Lawson Andrew B, Xin Yao
Department of Public Health Sciences, College of Medicine, Medical University of South Carolina, Charleston, SC, United States.
School of Medicine, Usher Institute, University of Edinburgh, Edinburgh, United Kingdom.
Front Epidemiol. 2024 Nov 11;4:1403212. doi: 10.3389/fepid.2024.1403212. eCollection 2024.
During the COVID-19 pandemic, which spanned much of 2020-2023 and beyond, daily case and death counts were recorded globally. In this study, we examined available mortality counts and associated case counts, with a focus on the estimation missing information related to age distributions. In this paper, we explored a model-based paradigm for generating age distributions of mortality counts in a spatio-temporal context. We pursued this aim by employing Bayesian spatio-temporal lagged dependence models for weekly mortality at the county level. We compared three US states at the county level: South Carolina (SC), Ohio, and New Jersey (NJ). Models were developed for mortality counts using Bayesian spatio-temporal constructs, incorporating both dependence on current and cumulative case counts and lagged dependence on previous deaths. Age dependence was predicted based on total deaths in proportion to population estimates. This latent age field was generated as counterfactuals and then compared to observed deaths within age groups. The optimal retrospective space-time models for weekly mortality counts were those with lagged dependence and a function of caseload. Added random effects were found to vary across states: Ohio favored a spatially correlated model, while SC and NJ favored a simpler formulation. The generation of age-specific latent fields was performed for SC only and compared to a 15-month, 13-county data set of observed >65 age population. It is possible to model spatio-temporal variations in mortality at the county level with lagged dependencies, spatial effects, and case dependencies. In addition, it is also possible to generate latent age-specific fields based on estimates of death risk (using population proportions or more sophisticated modeling approaches). More detailed data will be needed to make more calibrated comparisons for future epidemic monitoring. The proposed discrepancy tool could serve as a useful resource for public health planners in tailoring interventions during epidemic situations.
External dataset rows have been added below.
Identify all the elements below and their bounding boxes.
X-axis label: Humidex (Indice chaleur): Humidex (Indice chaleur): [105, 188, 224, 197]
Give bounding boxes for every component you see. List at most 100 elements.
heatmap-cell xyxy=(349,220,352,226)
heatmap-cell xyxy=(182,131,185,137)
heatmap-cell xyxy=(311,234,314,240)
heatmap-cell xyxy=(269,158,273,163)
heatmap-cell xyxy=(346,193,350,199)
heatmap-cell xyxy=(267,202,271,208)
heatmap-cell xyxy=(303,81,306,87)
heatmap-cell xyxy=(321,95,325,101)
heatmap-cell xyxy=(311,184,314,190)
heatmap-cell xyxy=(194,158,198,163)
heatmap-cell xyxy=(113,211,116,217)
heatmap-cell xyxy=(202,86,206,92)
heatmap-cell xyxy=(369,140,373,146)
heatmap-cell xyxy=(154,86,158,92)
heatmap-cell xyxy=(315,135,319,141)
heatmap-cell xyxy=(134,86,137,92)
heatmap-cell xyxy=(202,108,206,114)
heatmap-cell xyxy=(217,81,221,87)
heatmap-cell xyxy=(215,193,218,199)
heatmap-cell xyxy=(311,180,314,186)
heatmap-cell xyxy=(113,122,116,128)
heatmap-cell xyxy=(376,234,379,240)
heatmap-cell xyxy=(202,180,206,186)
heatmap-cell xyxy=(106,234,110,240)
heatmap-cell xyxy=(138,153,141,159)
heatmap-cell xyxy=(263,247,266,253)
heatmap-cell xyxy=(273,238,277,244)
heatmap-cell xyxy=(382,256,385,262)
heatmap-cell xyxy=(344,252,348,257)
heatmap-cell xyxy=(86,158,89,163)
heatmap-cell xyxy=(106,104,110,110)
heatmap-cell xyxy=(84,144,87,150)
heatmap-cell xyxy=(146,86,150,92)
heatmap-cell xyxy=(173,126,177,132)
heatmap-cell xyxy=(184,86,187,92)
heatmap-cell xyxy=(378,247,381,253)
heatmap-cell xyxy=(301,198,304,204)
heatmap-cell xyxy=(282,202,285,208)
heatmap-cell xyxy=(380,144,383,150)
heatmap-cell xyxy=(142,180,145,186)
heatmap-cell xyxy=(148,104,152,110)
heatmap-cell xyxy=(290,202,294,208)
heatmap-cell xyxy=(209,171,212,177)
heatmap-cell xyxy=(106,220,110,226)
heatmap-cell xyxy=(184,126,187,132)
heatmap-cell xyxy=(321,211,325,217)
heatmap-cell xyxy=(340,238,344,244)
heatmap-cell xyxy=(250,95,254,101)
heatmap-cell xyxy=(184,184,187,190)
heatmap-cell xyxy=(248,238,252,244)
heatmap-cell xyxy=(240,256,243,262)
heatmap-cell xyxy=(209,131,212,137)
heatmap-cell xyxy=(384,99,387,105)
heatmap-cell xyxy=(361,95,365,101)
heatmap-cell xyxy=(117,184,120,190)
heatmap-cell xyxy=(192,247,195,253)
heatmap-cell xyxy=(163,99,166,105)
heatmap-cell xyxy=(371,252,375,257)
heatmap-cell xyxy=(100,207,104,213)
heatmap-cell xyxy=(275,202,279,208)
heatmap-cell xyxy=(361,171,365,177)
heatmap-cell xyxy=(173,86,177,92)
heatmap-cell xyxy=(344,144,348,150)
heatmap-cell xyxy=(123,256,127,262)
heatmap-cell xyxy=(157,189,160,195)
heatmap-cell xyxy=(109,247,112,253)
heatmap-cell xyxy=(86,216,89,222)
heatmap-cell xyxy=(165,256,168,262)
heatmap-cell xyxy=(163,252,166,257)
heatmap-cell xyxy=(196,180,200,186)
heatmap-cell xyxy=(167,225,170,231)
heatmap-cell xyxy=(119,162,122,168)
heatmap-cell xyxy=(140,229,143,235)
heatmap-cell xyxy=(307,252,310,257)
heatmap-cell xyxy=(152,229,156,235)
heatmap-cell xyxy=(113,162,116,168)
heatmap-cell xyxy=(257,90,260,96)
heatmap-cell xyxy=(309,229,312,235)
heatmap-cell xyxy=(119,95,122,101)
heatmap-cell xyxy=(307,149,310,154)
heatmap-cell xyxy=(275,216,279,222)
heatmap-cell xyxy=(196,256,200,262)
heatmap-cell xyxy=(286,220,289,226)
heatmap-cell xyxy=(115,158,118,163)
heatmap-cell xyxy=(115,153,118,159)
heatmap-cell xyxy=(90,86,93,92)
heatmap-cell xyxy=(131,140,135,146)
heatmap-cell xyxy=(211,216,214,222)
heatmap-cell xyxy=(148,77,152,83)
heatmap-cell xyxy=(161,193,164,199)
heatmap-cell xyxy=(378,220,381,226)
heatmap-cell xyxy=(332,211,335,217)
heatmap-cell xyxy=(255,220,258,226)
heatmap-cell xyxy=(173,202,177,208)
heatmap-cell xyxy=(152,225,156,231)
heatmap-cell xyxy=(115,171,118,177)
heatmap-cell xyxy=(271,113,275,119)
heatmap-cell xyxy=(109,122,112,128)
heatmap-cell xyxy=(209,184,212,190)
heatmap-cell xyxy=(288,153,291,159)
在贯穿2020年至2023年及以后大部分时间的新冠疫情期间,全球记录了每日的病例数和死亡数。在本研究中,我们检查了现有的死亡计数及相关病例计数,重点是估计与年龄分布相关的缺失信息。在本文中,我们探索了一种基于模型的范式,用于在时空背景下生成死亡计数的年龄分布。我们通过采用县级每周死亡率的贝叶斯时空滞后依赖模型来实现这一目标。我们在县级比较了美国的三个州:南卡罗来纳州(SC)、俄亥俄州和新泽西州(NJ)。使用贝叶斯时空结构为死亡计数建立模型,纳入对当前和累计病例计数的依赖以及对先前死亡的滞后依赖。根据与人口估计数成比例的总死亡数预测年龄依赖性。这个潜在年龄字段作为反事实生成,然后与各年龄组内的观察到的死亡数进行比较。每周死亡计数的最佳回顾性时空模型是具有滞后依赖性和病例负荷函数的模型。发现添加的随机效应因州而异:俄亥俄州倾向于空间相关模型,而南卡罗来纳州和新泽西州倾向于更简单的形式。仅对南卡罗来纳州进行了特定年龄潜在字段的生成,并与一个15个月、13个县的65岁以上年龄人口观察数据集进行了比较。可以通过滞后依赖性、空间效应和病例依赖性对县级死亡率的时空变化进行建模。此外,还可以根据死亡风险估计(使用人口比例或更复杂的建模方法)生成特定年龄的潜在字段。需要更详细的数据才能在未来的疫情监测中进行更精确的比较。所提出的差异工具可以作为公共卫生规划者在疫情期间制定干预措施的有用资源。